We look in the mirror to comb and brush our hair in the morning, to rearrange mussed-up hair, to check on hair styling-and perhaps to regret the loss of hair. When we comb and brush we find strands of hair in the comb and brush, on the vanity stand under the mirror, and on our clothing.
We may or may not give any thought to the probability that most of this "lost" hair is also "dead" hair from follicles that have lived through the normal cycle of hair development (anagen), hair death (catagen) and follicle rest (telogen) before the cycle starts all over again. (See About Hair Loss and The Hair Growth Cycle).
The "dead" hairs have been pushed out of follicles by new hair developing from renewal of the anagen (growth) phase of the hair follicle.
The Hair Follicle Enigma
Every hair follicle transitions through a complete anagen-catagen-telogen-anagen cycle 10 to 20 times in a normal human lifetime. A normal anagen phase lasts 3 to 10 years, a normal catagen phase 2 to 3 weeks, and a normal telogen phase 3 to 4 months. At any given time, about 1% of hair follicles are in catagen phase, and about 15% in telogen phase.
A question that science is still striving to answer is: Why do hair follicles undergo the cycling process?
Hair follicles are one of he few organs or tissues of the human body that undergo cyclic degeneration and regeneration throughout the human lifetime. The cycle is not affected by season of the year-unlike the case with many animals that have seasonal changes in hair growth and color. So, what causes hair follicles to cycle, and what benefit-if any-does cycling have for human comfort and survival?
The causes of hair follicle cycling are buried deeply in human development.

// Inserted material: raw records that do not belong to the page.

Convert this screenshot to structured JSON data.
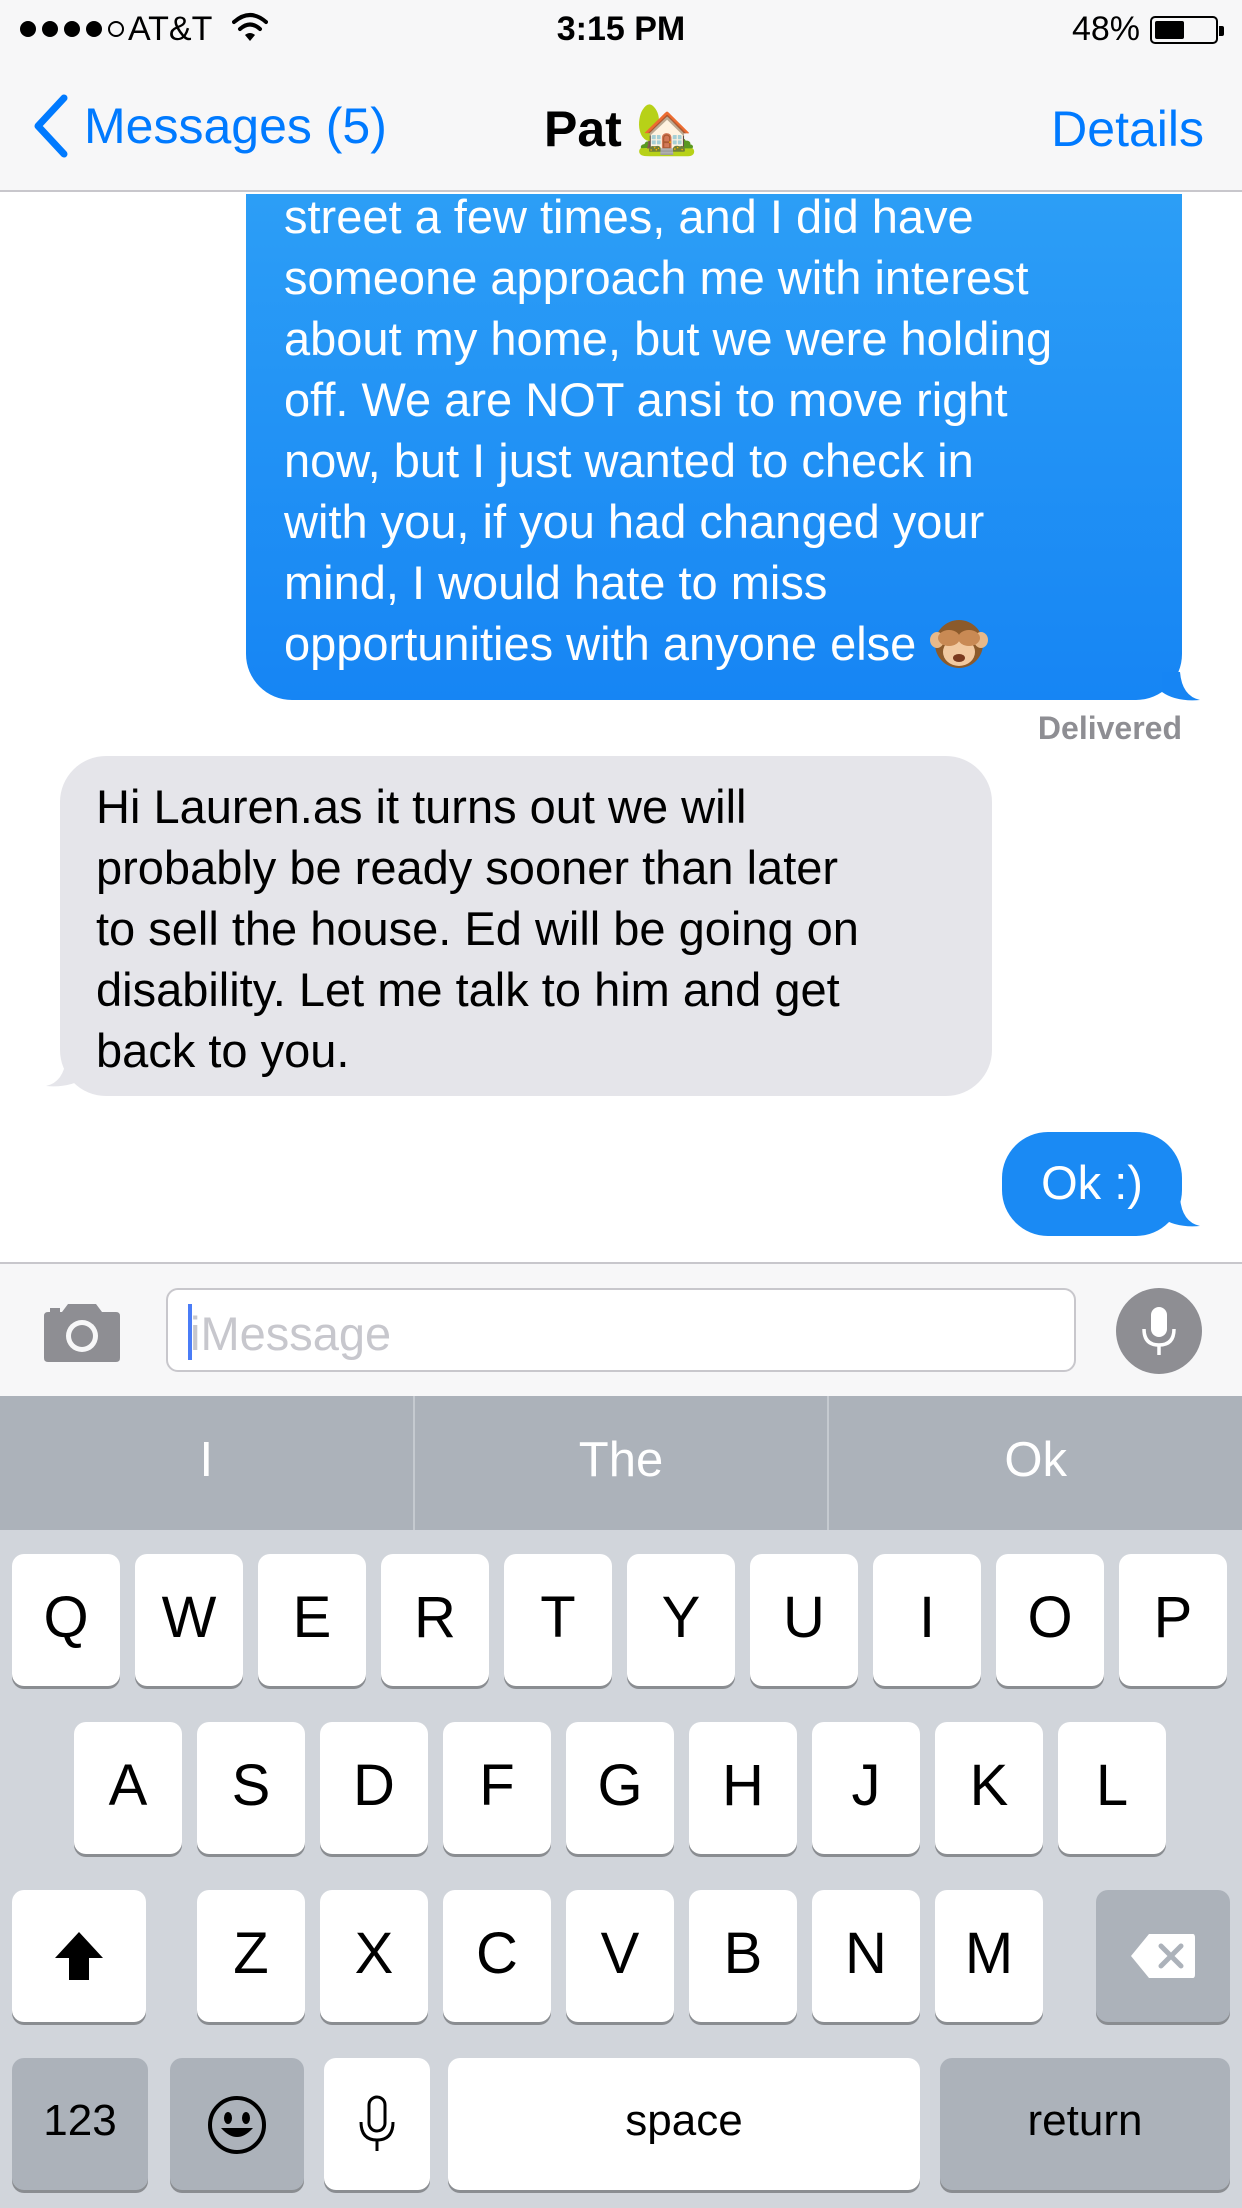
{
  "status": {
    "carrier": "AT&T",
    "time": "3:15 PM",
    "battery_pct": "48%",
    "battery_level": 0.48
  },
  "nav": {
    "back_label": "Messages (5)",
    "title": "Pat 🏡",
    "details_label": "Details"
  },
  "messages": [
    {
      "direction": "sent",
      "lines": [
        "street a few times, and I did have",
        "someone approach me with interest",
        "about my home, but we were holding",
        "off. We are NOT ansi to move right",
        "now, but I just wanted to check in",
        "with you, if you had changed your",
        "mind, I would hate to miss",
        "opportunities with anyone else"
      ],
      "emoji": "see-no-evil-monkey",
      "status": "Delivered"
    },
    {
      "direction": "received",
      "lines": [
        "Hi Lauren.as it turns out we will",
        "probably be ready sooner than later",
        "to sell the house. Ed will be going on",
        "disability. Let me talk to him and get",
        "back to you."
      ]
    },
    {
      "direction": "sent",
      "text": "Ok :)"
    }
  ],
  "input": {
    "placeholder": "iMessage"
  },
  "predictions": [
    "I",
    "The",
    "Ok"
  ],
  "keyboard": {
    "row1": [
      "Q",
      "W",
      "E",
      "R",
      "T",
      "Y",
      "U",
      "I",
      "O",
      "P"
    ],
    "row2": [
      "A",
      "S",
      "D",
      "F",
      "G",
      "H",
      "J",
      "K",
      "L"
    ],
    "row3": [
      "Z",
      "X",
      "C",
      "V",
      "B",
      "N",
      "M"
    ],
    "numbers_label": "123",
    "space_label": "space",
    "return_label": "return"
  },
  "colors": {
    "accent": "#007aff",
    "sent_bubble": "#1a8af4",
    "received_bubble": "#e5e5ea"
  }
}
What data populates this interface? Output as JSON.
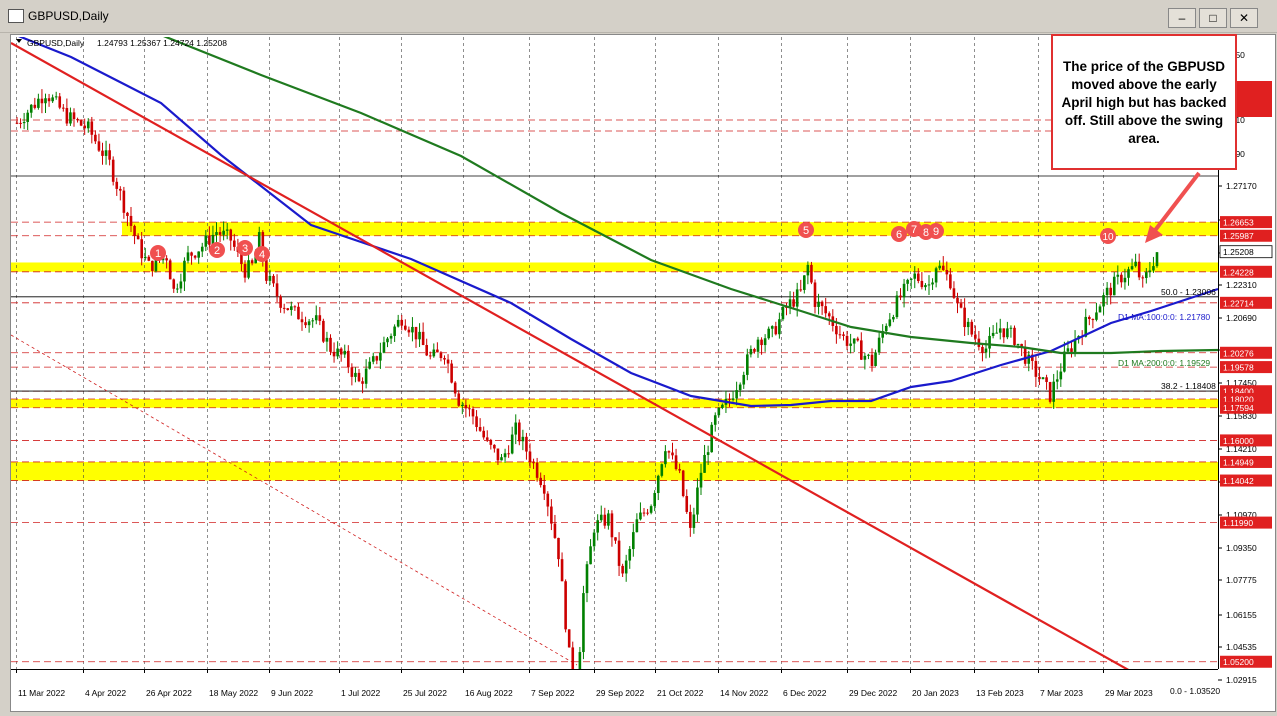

Hair follicles are appendages of skin, and the development of skin and its appendages begins very early in development of the human embryo-after the process called gastrulation when the embryo surface emerges as a single layer that will become the nervous system and skin (epithelium).
As the embryo matures, gene-derived molecular signals guide the development and maturation of structurally complex hair follicles in the skin. A number of gene-derived signaling molecules have been identified that guide the development of hair that the hair follicles produce.
The full-term infant is born with mature hair follicles. What causes the follicles to begin their life-long pattern of anagen-catagen-telogen cycling? A number of gene-derived signaling molecules have been identified as regulators of the cycle. However, not yet understood is how these molecular regulators coordinate their activities to initiate and terminate the anagen-catagen-telogen cycling phases.
Over the last decade, investigators began to understand the central role played by stem cells in hair follicle cycling. Every hair follicle contains a permanent reservoir of multipotent stem cells (stem cells that have the capacity to participate in growth, development and repair of tissues).
As the anagen cycle begins anew after catagen, the hair-producing capacity of a hair follicle is regenerated by the stem cells under the guidance of gene-derived molecular signaling molecules. The effort depletes the reservoir of follicular stem cells, but the reservoir is replenished by processes that are still not well understood. The eventual understanding of this process of stem cell replenishment may contribute to molecular-level treatments to revive hair follicles that have stopped producing mature hair.
Still to be answered is the question: Why do human hair follicles have the capacity for cycling degeneration and regeneration? So far, the only answer we have is: We don't know.